Despite the vibrancy there is an underlying seriousness about the film. At the heart of the film is a family drama, where despite all of the tragedy and fall outs that occur in the duration of the film, they always come back together; they’re a family. The themes and direction of the story create a film which is extremely cinematic, especially evident in comparison to other films focussing on the sex industry, most notably ‘The Look of Love’ focussing on the British porn industry – a film which is undeniably televisual.
The ensemble cast is made up of consistently brilliant actors all capable of giving the story heart. The characters in the film are all likeable, – characters who as a viewer you enjoy the company of. We like the central character (Wahlberg) and are emotionally invested in his journey, making it all the more engaging to witness his rise and fall in the industry and in his own life, where he eventually becomes addicted to cocaine and turns to crime to fund his lifestyle. Due to the audience’s investment in his character we feel disappointed when he succumbs to arrogance and struggles to keep himself grounded, and gratifying when he finally redeems himself towards the end of the feature. The film serves as a warning against the excesses and consequences – drug addiction, arrogance and the estrangement of family that can often result from fame on a broader level.
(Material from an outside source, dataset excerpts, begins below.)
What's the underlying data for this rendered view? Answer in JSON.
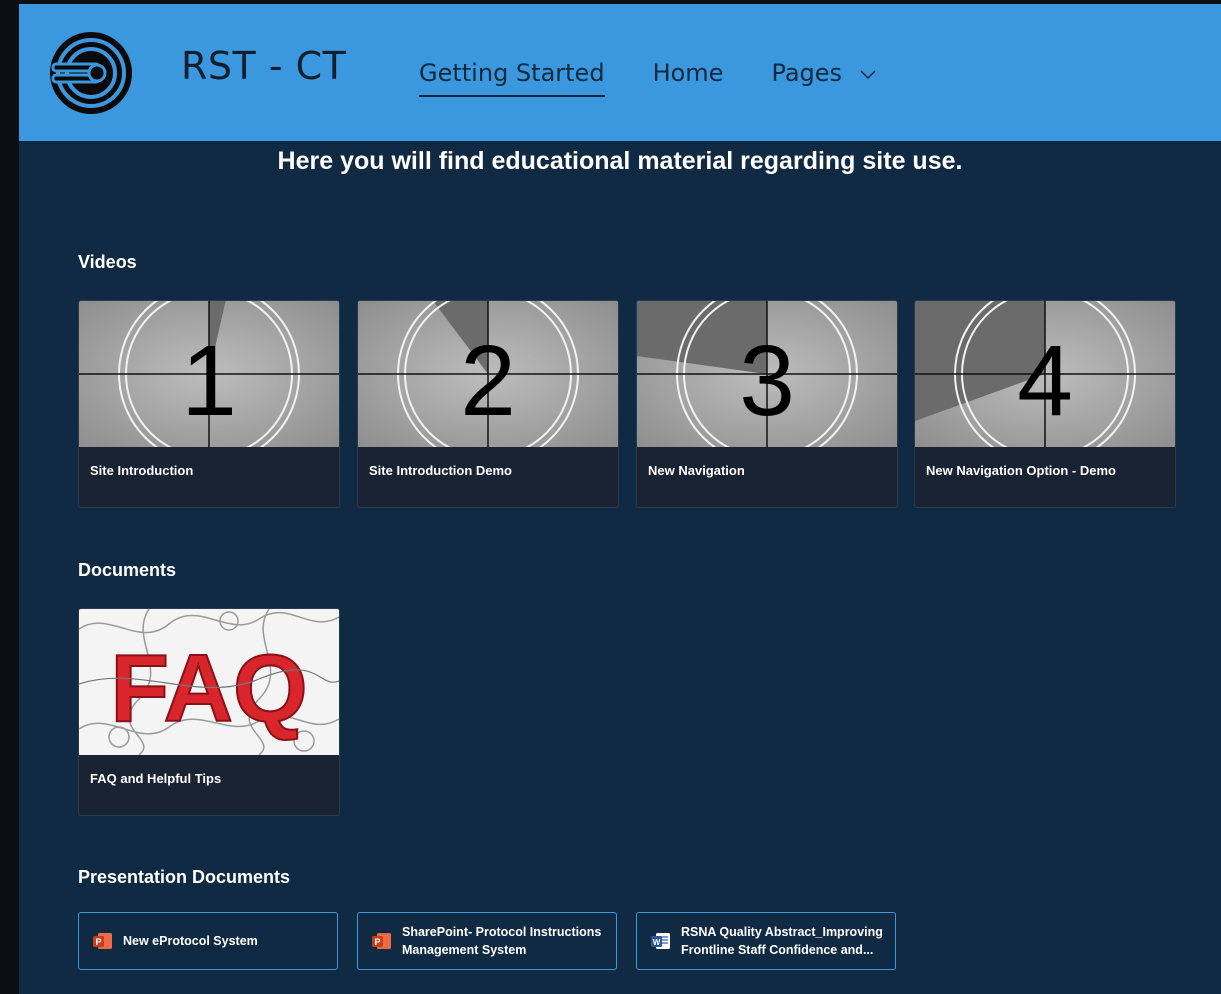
{
  "header": {
    "site_title": "RST - CT",
    "nav": [
      {
        "label": "Getting Started"
      },
      {
        "label": "Home"
      },
      {
        "label": "Pages"
      }
    ]
  },
  "main": {
    "subtitle": "Here you will find educational material regarding site use.",
    "videos": {
      "title": "Videos",
      "items": [
        {
          "number": "1",
          "label": "Site Introduction"
        },
        {
          "number": "2",
          "label": "Site Introduction Demo"
        },
        {
          "number": "3",
          "label": "New Navigation"
        },
        {
          "number": "4",
          "label": "New Navigation Option - Demo"
        }
      ]
    },
    "documents": {
      "title": "Documents",
      "items": [
        {
          "thumb_text": "FAQ",
          "label": "FAQ and Helpful Tips"
        }
      ]
    },
    "presentations": {
      "title": "Presentation Documents",
      "items": [
        {
          "icon": "powerpoint-icon",
          "label": "New eProtocol System"
        },
        {
          "icon": "powerpoint-icon",
          "label": "SharePoint- Protocol Instructions Management System"
        },
        {
          "icon": "word-icon",
          "label": "RSNA Quality Abstract_Improving Frontline Staff Confidence and..."
        }
      ]
    }
  },
  "colors": {
    "header_bg": "#3b97de",
    "page_bg": "#102a43",
    "card_bg": "#1a2333",
    "accent": "#3b97de"
  }
}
Perfectly captured by the music and visual design is the psychedelic glamour of the 70’s and 80’s. The film of course isn’t perfect, with the inclusion of numerous plot points including Eddie’s psychotic family, and two murders immediately followed by a suicide which are all established but then are merely glossed over and passed with little development giving the impression that they’re incidental/unimportant.
Overall Boogie Nights is a very good film with interesting and compelling characters, brilliant performances by all involved and an honest commentary on fame, as well as an impressive rendition of the glamour that was the 70’s. I give this film an impressive 8 out of 10.